For Cubism was a response to a changed world -- a France that was no longer describable in the semirural idyll of Impressionism, a place whose emergent reality had more to do with inventive technology, mass media and the density of the great capital, Paris. Cubism is the urban art par excellence. It celebrates the rapid stream of half-completed impressions, the overlay and stutter of images and ideas, enforced by the tempo of city life: it is the art of cultural compression and flux. With its materials, subjects and techniques, it lighted up the commonness of the modern world.
Nowhere is its delight in the ironic life of overlaid signs made clearer than in the use of collage, which Picasso invented and Braque rapturously extended. The caning in Picasso's Still Life with Chair Caning, 1912, is mechanically printed oilcloth, and its presence in the tiny painting -- worked over with that fierce slanting clutter of painted images, newspaper, glass, cut lemon and so forth -- is a double play with signs, not the insertion of something real into a fiction.
It gets us nowhere to think that Cubism was meant as a form of realism. That * is what art historians like Douglas Cooper thought -- Cubism aimed for "the solid tangible reality of things" by representing them from several angles. But "solid tangible reality" is hardly detectable in this show. You get an overwhelming sense of plastic energy from Picasso's drawing of volume, but that is a different matter. Neither he nor Braque was out to propose a systematic alternative to one-point perspective as the key to making things look real. There was no system to Cubist shuttling and lapping. Which does not mean it was anarchic, but rather that Picasso and Braque made up their coherences from passage to passage, from inch to inch of the canvas, rejecting the "timelessness" of traditional painting as they went.

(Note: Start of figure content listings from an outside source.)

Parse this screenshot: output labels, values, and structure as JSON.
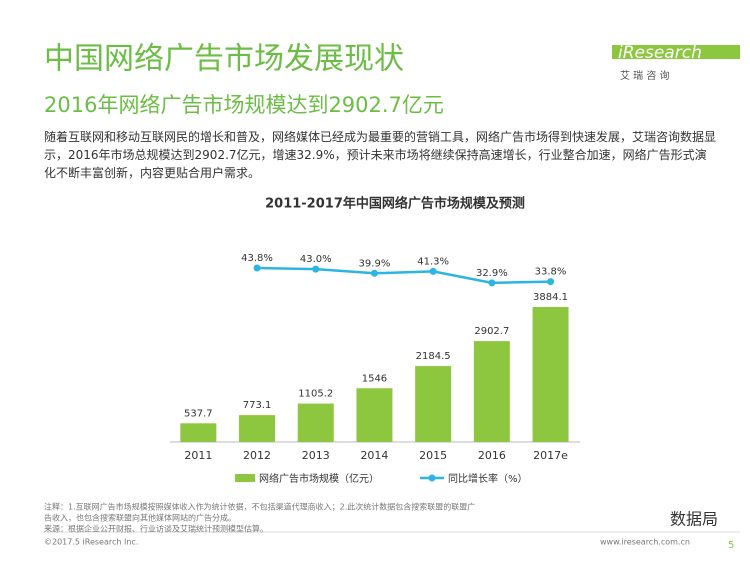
{
  "header": {
    "title": "中国网络广告市场发展现状",
    "subtitle": "2016年网络广告市场规模达到2902.7亿元",
    "logo": "iResearch",
    "logo_sub": "艾 瑞 咨 询",
    "body": "随着互联网和移动互联网民的增长和普及，网络媒体已经成为最重要的营销工具，网络广告市场得到快速发展，艾瑞咨询数据显示，2016年市场总规模达到2902.7亿元，增速32.9%，预计未来市场将继续保持高速增长，行业整合加速，网络广告形式演化不断丰富创新，内容更贴合用户需求。"
  },
  "chart_data": {
    "type": "bar",
    "title": "2011-2017年中国网络广告市场规模及预测",
    "categories": [
      "2011",
      "2012",
      "2013",
      "2014",
      "2015",
      "2016",
      "2017e"
    ],
    "series": [
      {
        "name": "网络广告市场规模（亿元）",
        "color": "#8dc63f",
        "type": "bar",
        "values": [
          537.7,
          773.1,
          1105.2,
          1546.0,
          2184.5,
          2902.7,
          3884.1
        ]
      },
      {
        "name": "同比增长率（%）",
        "color": "#2bb5e3",
        "type": "line",
        "values": [
          null,
          43.8,
          43.0,
          39.9,
          41.3,
          32.9,
          33.8
        ],
        "value_labels": [
          null,
          "43.8%",
          "43.0%",
          "39.9%",
          "41.3%",
          "32.9%",
          "33.8%"
        ]
      }
    ]
  },
  "footer": {
    "notes": [
      "注释：1.互联网广告市场规模按照媒体收入作为统计依据，不包括渠道代理商收入；2.此次统计数据包含搜索联盟的联盟广",
      "告收入，也包含搜索联盟向其他媒体网站的广告分成。",
      "来源：根据企业公开财报、行业访谈及艾瑞统计预测模型估算。"
    ],
    "copyright": "©2017.5 iResearch Inc.",
    "url": "www.iresearch.com.cn",
    "page": "5",
    "watermark": "数据局"
  }
}
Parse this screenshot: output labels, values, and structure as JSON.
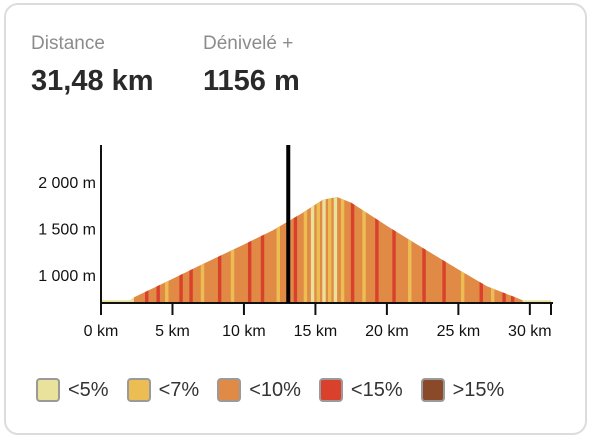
{
  "stats": {
    "distance": {
      "label": "Distance",
      "value": "31,48 km"
    },
    "elevation_gain": {
      "label": "Dénivelé +",
      "value": "1156 m"
    }
  },
  "legend": [
    {
      "label": "<5%",
      "color": "#e8e29c"
    },
    {
      "label": "<7%",
      "color": "#ecbd53"
    },
    {
      "label": "<10%",
      "color": "#e08a45"
    },
    {
      "label": "<15%",
      "color": "#d9412c"
    },
    {
      "label": ">15%",
      "color": "#8a4a2a"
    }
  ],
  "chart_data": {
    "type": "area",
    "xlabel": "",
    "ylabel": "",
    "x_unit": "km",
    "y_unit": "m",
    "xlim": [
      0,
      31.48
    ],
    "ylim": [
      700,
      2400
    ],
    "x_ticks": [
      0,
      5,
      10,
      15,
      20,
      25,
      30
    ],
    "x_tick_labels": [
      "0 km",
      "5 km",
      "10 km",
      "15 km",
      "20 km",
      "25 km",
      "30 km"
    ],
    "y_ticks": [
      1000,
      1500,
      2000
    ],
    "y_tick_labels": [
      "1 000 m",
      "1 500 m",
      "2 000 m"
    ],
    "profile": {
      "x": [
        0,
        2,
        2.3,
        5,
        7,
        10,
        12,
        14,
        15.5,
        16.5,
        17.5,
        20,
        22,
        25,
        27,
        29,
        29.5,
        31.48
      ],
      "y": [
        730,
        730,
        760,
        960,
        1110,
        1330,
        1480,
        1660,
        1810,
        1840,
        1780,
        1530,
        1340,
        1060,
        880,
        760,
        730,
        730
      ]
    },
    "grade_segments": [
      {
        "from": 0,
        "to": 2.3,
        "class": "<5%"
      },
      {
        "from": 2.3,
        "to": 29.5,
        "class": "<10%"
      },
      {
        "from": 29.5,
        "to": 31.48,
        "class": "<5%"
      }
    ],
    "grade_accents": [
      {
        "at": 3.2,
        "class": "<15%"
      },
      {
        "at": 4.0,
        "class": "<15%"
      },
      {
        "at": 4.6,
        "class": "<7%"
      },
      {
        "at": 5.6,
        "class": "<15%"
      },
      {
        "at": 6.3,
        "class": "<15%"
      },
      {
        "at": 7.1,
        "class": "<7%"
      },
      {
        "at": 8.3,
        "class": "<15%"
      },
      {
        "at": 9.2,
        "class": "<7%"
      },
      {
        "at": 10.4,
        "class": "<15%"
      },
      {
        "at": 11.3,
        "class": "<15%"
      },
      {
        "at": 12.4,
        "class": "<7%"
      },
      {
        "at": 13.6,
        "class": "<15%"
      },
      {
        "at": 14.3,
        "class": "<7%"
      },
      {
        "at": 14.8,
        "class": "<5%"
      },
      {
        "at": 15.2,
        "class": "<7%"
      },
      {
        "at": 15.6,
        "class": "<5%"
      },
      {
        "at": 16.0,
        "class": "<7%"
      },
      {
        "at": 16.4,
        "class": "<5%"
      },
      {
        "at": 16.9,
        "class": "<7%"
      },
      {
        "at": 17.6,
        "class": "<15%"
      },
      {
        "at": 18.4,
        "class": "<7%"
      },
      {
        "at": 19.3,
        "class": "<15%"
      },
      {
        "at": 20.5,
        "class": "<15%"
      },
      {
        "at": 21.6,
        "class": "<7%"
      },
      {
        "at": 22.6,
        "class": "<15%"
      },
      {
        "at": 24.0,
        "class": "<15%"
      },
      {
        "at": 25.3,
        "class": "<7%"
      },
      {
        "at": 26.6,
        "class": "<15%"
      },
      {
        "at": 27.4,
        "class": "<7%"
      },
      {
        "at": 28.2,
        "class": "<15%"
      },
      {
        "at": 28.8,
        "class": "<15%"
      }
    ],
    "cursor_km": 13.1
  }
}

To follow Braque as he patiently constructs his first real masterpiece, Violin and Pitcher, 1910, is to watch a classical sensibility throwing itself into the flux of uncertainty and coming through intact. Chardin still lives beneath the silvery buckling planes of the pitcher, and every one of the hundreds of angles at which the shallow facets of the picture impinge on one another seems both provisional and immutable. But this -- let alone the far more abstracted paintings of late 1911, in which the thinnest of clues to the identity of objects (a pipestem, a playing card) swims in a vaporous gray- brown flux inflected by lines that break before they can become architectural -- is a kind of visual cohesion that has very little to do with how we actually deal with objects in space.
It has, on the other hand, everything to do with proposing infinite relationships between things and seeing how many of them at a time can make visual sense. You still cannot walk into the Cubist room. But that is partly -- or so the paintings quietly argue -- because you are already in it. It is the space of relativity, the benign and long-lost mental space of the early 20th century, when newness still seemed paradisiacal.